When you have selected the "align & predict" option and started the prediction-run, after a few seconds, the output screen will appear. In this section, we will explain how to interpret the data shown on this screen. The output page has four parts:

General information. Three kinds of information are shown here: the sequence identifier (which you could type into the first field of the input page), the FASTA header of the sequence you pasted in or uploaded (if your input was just the raw sequence, nothing is shown here), and finally, the date at which the prediction was made.
Additional clinical parameters. Here, the additional markers given on the input page are shown again.
Aligned V3 region. Here, an alignment of your query sequence to the consensus sequence is shown.
Predicted phenotype. Here, the prediction whether CXCR4 can be used as a coreceptor or not, is shown. Depending on the given clinical parameters, one or two predictions are shown. Both are conposed in the same way.
The leftmost columns shows the type of the model used for prediction. It is either clonal (the standard prediction model based on clonal data) or clinical (based on samples from antiretroviral-naīve patients). To understand the actual prediction, which is shown in the middle, recall that a choice of a significance level implies a certain cutoff. If the predicted score is smaller than the cutoff, the prediction that the virus is X4-incapable. In this case the column in the middle is shown with a green background. If the predicted score is larger than or equal to the cutoff, the field is shown with a red background to emphasize that the virus is X4-capable and CCR5-anatagonists should not be given). In the right-most column, you can find remarks to the given sequence (e.g. if the 11/25 would predict it as X4)

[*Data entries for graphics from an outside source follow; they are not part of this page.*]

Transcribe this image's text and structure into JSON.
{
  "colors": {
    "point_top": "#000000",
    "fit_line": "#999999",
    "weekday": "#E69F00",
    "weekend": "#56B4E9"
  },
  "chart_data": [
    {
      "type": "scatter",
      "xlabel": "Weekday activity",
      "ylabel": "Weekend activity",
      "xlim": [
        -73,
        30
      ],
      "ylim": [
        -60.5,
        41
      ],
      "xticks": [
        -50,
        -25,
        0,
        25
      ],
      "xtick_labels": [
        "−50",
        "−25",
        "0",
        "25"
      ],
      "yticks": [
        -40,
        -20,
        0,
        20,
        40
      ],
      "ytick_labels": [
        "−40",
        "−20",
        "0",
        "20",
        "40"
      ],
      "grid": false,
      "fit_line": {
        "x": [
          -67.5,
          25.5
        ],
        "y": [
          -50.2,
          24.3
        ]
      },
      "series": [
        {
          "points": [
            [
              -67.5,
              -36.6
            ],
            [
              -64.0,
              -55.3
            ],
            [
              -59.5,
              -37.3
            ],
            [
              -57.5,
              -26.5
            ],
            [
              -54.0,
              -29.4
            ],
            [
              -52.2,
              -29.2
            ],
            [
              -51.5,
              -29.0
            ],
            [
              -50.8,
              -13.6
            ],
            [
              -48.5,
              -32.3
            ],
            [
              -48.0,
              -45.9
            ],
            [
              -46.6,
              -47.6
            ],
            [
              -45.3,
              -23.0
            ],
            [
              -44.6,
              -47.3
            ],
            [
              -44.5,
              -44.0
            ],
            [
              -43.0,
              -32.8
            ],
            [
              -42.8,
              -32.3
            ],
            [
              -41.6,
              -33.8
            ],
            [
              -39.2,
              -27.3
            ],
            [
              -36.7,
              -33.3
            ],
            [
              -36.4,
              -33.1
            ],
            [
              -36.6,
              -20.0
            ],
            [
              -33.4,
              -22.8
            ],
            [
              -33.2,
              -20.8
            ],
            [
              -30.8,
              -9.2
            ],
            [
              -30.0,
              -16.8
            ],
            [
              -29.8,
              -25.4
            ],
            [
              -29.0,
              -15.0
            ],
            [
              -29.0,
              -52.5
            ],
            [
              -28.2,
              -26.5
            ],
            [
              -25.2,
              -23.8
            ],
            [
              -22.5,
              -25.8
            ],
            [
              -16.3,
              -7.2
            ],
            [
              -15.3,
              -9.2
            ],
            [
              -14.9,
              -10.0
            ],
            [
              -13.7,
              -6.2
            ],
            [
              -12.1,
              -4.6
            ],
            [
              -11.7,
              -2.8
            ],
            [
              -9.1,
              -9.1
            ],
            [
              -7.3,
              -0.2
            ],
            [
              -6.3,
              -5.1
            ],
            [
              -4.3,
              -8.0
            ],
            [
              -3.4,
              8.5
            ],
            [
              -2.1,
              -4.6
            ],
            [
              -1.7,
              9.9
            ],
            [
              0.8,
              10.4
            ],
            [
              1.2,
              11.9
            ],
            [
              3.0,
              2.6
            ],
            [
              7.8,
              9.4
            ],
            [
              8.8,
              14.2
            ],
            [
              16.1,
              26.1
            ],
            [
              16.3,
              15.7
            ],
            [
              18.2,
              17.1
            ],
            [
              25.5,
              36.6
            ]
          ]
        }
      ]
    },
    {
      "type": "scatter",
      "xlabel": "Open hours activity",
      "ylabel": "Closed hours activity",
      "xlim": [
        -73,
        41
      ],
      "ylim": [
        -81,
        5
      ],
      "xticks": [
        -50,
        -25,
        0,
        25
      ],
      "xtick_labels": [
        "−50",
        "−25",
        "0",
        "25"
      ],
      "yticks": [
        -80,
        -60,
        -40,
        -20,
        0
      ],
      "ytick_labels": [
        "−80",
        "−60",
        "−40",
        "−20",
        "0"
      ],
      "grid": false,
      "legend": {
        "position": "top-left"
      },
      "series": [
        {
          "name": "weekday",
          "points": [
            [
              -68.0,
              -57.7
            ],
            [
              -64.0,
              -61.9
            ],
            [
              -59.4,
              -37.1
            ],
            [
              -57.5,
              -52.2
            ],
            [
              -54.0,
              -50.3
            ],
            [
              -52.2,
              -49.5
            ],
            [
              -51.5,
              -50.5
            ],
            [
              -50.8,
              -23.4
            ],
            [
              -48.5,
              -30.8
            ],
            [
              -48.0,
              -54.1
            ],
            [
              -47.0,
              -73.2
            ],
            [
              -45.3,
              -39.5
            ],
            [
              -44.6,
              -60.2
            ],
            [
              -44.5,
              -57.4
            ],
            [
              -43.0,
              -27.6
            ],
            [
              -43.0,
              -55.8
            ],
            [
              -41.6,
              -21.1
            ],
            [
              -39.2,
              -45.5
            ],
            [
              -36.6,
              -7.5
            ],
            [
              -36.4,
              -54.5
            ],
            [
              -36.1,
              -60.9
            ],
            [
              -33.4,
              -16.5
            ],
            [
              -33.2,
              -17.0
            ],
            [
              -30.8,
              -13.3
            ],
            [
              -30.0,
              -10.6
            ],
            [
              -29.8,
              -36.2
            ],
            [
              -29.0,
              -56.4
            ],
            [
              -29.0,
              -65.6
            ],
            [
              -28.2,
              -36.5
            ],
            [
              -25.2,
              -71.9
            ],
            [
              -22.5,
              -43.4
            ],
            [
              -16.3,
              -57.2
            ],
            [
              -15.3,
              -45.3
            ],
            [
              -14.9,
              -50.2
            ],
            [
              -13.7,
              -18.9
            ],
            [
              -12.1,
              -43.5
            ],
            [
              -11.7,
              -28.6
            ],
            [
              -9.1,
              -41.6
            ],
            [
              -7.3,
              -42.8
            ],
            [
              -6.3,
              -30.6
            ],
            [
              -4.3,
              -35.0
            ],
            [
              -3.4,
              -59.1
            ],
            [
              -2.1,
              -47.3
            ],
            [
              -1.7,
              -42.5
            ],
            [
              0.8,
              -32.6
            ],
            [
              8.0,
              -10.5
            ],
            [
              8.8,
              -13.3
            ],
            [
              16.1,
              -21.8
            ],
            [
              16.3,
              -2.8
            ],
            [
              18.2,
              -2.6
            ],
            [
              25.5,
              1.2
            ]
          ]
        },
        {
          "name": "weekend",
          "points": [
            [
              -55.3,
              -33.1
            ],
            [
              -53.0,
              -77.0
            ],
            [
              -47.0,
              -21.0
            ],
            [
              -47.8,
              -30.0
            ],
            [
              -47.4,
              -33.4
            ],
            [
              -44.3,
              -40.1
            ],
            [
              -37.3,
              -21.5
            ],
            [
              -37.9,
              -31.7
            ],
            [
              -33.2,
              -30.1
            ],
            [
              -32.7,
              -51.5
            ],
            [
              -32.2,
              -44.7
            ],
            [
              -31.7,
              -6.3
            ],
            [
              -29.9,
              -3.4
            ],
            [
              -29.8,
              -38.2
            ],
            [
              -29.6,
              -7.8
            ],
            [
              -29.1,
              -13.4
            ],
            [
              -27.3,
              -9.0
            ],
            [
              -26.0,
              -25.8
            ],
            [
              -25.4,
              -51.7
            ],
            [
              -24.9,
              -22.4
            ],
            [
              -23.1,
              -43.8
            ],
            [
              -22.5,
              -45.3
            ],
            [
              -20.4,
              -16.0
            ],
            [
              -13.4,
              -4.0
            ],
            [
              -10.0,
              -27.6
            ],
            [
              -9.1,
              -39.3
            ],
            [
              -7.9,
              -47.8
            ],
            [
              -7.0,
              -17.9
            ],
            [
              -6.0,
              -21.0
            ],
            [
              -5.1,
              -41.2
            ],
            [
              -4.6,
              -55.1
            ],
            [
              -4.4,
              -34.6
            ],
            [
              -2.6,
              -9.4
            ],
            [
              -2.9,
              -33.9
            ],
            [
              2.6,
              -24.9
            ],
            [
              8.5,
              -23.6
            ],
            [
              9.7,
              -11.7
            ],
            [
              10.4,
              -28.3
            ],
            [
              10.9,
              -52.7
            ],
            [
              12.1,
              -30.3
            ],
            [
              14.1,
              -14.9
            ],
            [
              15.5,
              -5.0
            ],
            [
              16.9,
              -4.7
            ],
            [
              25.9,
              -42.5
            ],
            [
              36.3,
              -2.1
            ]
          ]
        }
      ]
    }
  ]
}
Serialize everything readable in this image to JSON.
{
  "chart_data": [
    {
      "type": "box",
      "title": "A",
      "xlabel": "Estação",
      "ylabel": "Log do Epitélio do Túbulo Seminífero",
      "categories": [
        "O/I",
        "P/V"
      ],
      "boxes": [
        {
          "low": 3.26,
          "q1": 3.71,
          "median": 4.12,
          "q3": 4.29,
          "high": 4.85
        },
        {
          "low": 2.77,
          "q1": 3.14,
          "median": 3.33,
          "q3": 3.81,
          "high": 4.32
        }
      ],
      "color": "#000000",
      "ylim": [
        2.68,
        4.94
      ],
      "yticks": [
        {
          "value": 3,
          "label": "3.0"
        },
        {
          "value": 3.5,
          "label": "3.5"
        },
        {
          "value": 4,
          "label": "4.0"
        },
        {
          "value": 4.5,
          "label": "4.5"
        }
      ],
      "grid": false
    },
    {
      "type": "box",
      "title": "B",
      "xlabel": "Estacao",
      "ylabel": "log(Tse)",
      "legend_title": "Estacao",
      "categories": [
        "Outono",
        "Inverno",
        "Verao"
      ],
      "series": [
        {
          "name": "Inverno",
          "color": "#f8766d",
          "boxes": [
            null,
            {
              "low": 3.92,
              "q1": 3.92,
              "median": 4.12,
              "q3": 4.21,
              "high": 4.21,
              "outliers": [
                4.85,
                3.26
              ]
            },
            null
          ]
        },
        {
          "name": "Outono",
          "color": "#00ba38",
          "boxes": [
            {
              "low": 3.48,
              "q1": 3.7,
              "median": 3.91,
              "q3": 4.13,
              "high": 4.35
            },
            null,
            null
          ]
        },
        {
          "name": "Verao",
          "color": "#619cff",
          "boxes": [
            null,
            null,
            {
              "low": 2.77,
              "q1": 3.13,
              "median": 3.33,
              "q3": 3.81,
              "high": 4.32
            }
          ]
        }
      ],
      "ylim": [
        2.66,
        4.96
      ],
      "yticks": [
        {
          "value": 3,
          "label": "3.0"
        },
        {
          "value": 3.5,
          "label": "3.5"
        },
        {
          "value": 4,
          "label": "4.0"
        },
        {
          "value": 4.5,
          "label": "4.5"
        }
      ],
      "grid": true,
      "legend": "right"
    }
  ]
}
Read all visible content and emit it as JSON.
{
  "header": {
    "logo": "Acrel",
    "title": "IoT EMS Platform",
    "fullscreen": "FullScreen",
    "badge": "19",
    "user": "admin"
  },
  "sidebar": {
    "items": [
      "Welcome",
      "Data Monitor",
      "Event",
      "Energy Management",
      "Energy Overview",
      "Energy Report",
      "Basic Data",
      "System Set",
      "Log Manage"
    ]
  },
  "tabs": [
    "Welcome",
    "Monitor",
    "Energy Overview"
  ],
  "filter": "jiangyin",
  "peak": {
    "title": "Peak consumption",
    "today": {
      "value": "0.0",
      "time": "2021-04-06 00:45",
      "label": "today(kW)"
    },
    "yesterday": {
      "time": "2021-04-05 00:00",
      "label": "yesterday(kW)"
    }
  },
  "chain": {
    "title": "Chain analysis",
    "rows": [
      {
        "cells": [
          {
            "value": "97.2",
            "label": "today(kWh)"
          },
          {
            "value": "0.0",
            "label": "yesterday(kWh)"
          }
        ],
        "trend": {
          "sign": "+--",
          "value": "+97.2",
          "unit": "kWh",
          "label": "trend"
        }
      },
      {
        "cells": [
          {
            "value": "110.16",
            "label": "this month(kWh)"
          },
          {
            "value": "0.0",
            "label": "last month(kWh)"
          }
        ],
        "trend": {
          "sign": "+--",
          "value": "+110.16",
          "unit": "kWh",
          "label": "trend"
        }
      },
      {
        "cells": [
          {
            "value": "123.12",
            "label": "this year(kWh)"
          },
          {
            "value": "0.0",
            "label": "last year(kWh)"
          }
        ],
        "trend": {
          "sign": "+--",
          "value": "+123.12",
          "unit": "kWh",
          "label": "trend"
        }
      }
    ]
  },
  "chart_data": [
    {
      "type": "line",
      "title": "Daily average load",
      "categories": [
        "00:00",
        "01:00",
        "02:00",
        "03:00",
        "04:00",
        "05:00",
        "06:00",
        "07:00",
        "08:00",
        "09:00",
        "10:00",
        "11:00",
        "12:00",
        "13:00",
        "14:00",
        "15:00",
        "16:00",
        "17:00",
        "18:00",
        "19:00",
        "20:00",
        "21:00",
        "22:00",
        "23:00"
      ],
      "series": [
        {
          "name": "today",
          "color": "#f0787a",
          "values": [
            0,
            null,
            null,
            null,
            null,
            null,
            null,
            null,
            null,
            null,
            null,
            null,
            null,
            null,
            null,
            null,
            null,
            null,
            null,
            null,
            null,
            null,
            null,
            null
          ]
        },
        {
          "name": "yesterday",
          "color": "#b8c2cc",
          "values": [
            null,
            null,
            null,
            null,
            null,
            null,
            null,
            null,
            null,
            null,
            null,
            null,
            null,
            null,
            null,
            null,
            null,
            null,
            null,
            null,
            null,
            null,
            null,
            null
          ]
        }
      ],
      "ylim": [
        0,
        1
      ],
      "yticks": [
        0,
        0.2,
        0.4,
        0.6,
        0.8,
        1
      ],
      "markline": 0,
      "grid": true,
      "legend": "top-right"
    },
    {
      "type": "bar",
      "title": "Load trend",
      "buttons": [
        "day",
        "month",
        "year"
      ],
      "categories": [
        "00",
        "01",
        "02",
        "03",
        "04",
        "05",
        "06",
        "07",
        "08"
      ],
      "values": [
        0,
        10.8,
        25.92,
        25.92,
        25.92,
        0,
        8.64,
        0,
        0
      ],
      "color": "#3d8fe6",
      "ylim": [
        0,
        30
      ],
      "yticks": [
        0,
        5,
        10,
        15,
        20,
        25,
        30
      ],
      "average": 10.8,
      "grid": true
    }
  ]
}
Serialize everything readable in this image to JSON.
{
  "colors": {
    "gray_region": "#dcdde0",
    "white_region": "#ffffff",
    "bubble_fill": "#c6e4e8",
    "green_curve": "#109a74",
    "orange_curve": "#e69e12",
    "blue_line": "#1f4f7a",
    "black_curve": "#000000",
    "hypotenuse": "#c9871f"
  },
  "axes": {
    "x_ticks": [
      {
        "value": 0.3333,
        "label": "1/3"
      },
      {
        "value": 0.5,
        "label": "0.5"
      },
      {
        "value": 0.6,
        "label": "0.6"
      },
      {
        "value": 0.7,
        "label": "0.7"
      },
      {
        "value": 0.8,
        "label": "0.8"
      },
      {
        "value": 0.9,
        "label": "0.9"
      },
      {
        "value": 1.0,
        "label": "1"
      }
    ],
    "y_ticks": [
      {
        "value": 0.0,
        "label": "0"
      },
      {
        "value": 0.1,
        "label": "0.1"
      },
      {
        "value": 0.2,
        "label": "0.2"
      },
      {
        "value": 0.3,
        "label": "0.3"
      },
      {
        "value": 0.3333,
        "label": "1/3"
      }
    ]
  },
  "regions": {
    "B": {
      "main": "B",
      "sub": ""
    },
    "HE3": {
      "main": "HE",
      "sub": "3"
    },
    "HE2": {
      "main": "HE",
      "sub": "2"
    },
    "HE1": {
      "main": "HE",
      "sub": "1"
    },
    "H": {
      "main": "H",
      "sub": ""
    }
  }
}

5. Technical details (methods, data)

geno2pheno[coreceptor] is based on a statistical learning method called a support vector machine (SVM). We used the libsvm tool provided by Chih-Jen Lin. Since SVMs are a two-class classification method while the coreceptor problem has three classes (R5,X4,R5X4) and since it is only important if the virus can use CXCR4 or not, we have only trained models for the detection of X4-capability, in which X4 and R5X4 viruses are taken as the positive class. The choice of SVMs is justified by a comprehensive evaluation of different approaches to HIV coreceptor prediction. In this evaluation, SVMs outperformed all other methods (including the classical charge rule, decision trees, neural networks, position-specific scoring matrices, and mixtures of localized rules). The figure below summarizes the results of our experiments in detecting CXCR4 usage. In this so-called ROC (receiver operating characteristic) plot for each method, for all possible cutoffs (recall the discussion above), the false positive rate is plotted on the x-axis, and the true positive rate on the y-axis. It can be clearly seen that the SVM (we experimented with different input representations and kernel types) outperforms the other methods, especially in regions with a low false positive rate, which are the regions of practical interest. The evaluation is based on publically available data (mainly from the HIV sequence database in Los Alamos, but we also took some sequences from publications that have not been included in the Los Alamos database so far). All in all, we had 1100 V3 sequences (769 R5, 210 X4, 131 R5X4) from 332 patients. In each training-test-run during the cross-validation procedure, only at most positive and one negative sequence were incorporated for each patient, thereby avoiding epidemiological bias as much as possible. More detail can be found in the relevant publications.